Han bastado tres meses para que el carácter disruptivo e imprevisible de la presidencia de Donald Trump se haya manifestado en toda su radicalidad. Las medidas adoptadas hasta la fecha son una sacudida de efectos imprevisibles en cuatro campos íntimamente relacionados: las reglas de la economía global, la relación de Estados Unidos con sus aliados tradicionales y con China, el discurrir de las guerras de Ucrania y de Gaza y la cohesión de una sociedad partida en dos como nunca lo estuvo desde el crack de Wall Street de 1929. Todo es diferente en estos cuatro campos desde que Trump llegó a la Casa Blanca el 20 de enero; han saltado por los aires las convenciones políticas más sólidas a escala mundial.
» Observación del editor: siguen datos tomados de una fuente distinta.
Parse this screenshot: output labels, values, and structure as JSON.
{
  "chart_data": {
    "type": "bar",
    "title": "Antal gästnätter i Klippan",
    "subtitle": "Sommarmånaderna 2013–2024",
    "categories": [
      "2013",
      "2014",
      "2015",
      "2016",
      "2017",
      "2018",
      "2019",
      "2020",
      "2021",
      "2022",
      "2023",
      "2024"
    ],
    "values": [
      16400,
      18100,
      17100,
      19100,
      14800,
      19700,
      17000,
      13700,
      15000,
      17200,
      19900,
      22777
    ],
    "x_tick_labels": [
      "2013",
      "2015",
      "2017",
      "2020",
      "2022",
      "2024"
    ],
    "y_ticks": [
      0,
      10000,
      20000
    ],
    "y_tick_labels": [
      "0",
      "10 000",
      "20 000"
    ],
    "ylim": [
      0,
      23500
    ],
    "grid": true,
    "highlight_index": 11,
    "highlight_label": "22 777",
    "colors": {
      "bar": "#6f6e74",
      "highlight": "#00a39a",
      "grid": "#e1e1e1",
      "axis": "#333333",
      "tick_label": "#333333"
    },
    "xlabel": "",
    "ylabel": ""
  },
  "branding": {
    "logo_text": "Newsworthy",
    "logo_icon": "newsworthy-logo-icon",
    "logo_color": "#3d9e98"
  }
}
Aunque la alocada carrera proteccionista de Trump y su castigo arancelario generalizado es el dato dominante en la atmósfera enrarecida de las últimas semanas, no es el único síntoma de los riesgos que corre el orden internacional con el quehacer del presidente, cada vez menos jaleado por algunos de los tenores de las tecnofinanzas que lo circundan, ahora alarmados. Porque no solo ha activado la zozobra en las bolsas, la erosión del dólar y de la deuda estadounidense y la inestabilidad en las relaciones comerciales -de China a Canadá, de México a la Unión Europea-, sino que ha alimentado la incertidumbre a cada paso que da en otros muchos ámbitos.
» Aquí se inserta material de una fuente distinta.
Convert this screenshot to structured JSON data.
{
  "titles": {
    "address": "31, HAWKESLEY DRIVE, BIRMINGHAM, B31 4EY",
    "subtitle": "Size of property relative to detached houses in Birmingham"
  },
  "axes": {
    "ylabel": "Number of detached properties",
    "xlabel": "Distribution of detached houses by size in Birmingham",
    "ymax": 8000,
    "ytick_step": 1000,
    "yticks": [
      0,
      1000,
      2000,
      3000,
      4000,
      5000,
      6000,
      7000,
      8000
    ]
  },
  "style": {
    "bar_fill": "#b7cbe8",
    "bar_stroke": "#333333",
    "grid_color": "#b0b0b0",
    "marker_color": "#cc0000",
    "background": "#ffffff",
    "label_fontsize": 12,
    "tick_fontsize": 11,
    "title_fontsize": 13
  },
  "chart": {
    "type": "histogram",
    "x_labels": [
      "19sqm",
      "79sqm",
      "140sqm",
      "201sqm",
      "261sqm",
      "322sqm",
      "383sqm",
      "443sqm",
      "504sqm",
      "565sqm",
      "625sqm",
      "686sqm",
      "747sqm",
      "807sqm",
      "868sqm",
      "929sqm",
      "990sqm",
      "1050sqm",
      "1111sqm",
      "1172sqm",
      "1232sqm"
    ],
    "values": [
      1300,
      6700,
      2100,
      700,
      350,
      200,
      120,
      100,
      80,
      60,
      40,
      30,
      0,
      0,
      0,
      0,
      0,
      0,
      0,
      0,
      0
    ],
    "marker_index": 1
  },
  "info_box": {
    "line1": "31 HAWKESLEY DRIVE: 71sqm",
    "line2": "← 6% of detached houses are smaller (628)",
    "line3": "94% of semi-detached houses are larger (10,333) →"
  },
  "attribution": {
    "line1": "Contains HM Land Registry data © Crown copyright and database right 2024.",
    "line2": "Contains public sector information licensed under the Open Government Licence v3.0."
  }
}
Nadie es capaz hoy de hacer vaticinios sobre qué camino de salida se atisba para la invasión de Ucrania, mientras Rusia se resiste a plegarse a los designios de Trump; no hay forma de vislumbrar una salida realista y equilibrada a la matanza de Gaza, rota la tregua por Israel sin mayor reacción de Estados Unidos; proliferan las incógnitas sobre el futuro que aguarda a la OTAN y resulta aventurado en extremo hacer previsiones sobre cuál será el rumbo del presidente a medio plazo. Hasta el momento, lo único que parece haber alterado el pulso a Trump es la deriva del mercado de la deuda; el resto no parece incomodarle. No hay seguridad alguna de que mantenga la suspensión parcial de los aranceles durante los 90 días anunciados ni que modere sus exigencias a los aliados, en la confrontación con China y en la culminación de algunos de sus proyectos más desestabilizadores, como anexionarse Groenlandia.
Transmite una parte de la sociedad estadounidense, en general, y el Partido Demócrata, en particular, cierta voluntad de reaccionar ante atropellos como la violencia en la gestión de los flujos migratorios, la agresión a la autonomía universitaria (Harvard, la última víctima) y la pretensión de domeñar la independencia de los jueces y del presidente de la Reserva Federal. Pero frente a eso se impone la realidad de algunas empresas dispuestas a cancelar sus programas de protección de la diversidad y son muchas las señales de que la movilización contra Trump es por el momento un fenómeno minoritario. Todo ello a pesar de que están en juego la cultura democrática, la vigencia del derecho internacional y la protección de los derechos humanos, sobre los que se cierne la sombra ominosa de un ataque frontal de la extrema derecha a las sociedades abiertas, al comercio internacional, al multilateralismo y a las alianzas políticas distintivas de Occidente desde el final de la Segunda Guerra Mundial.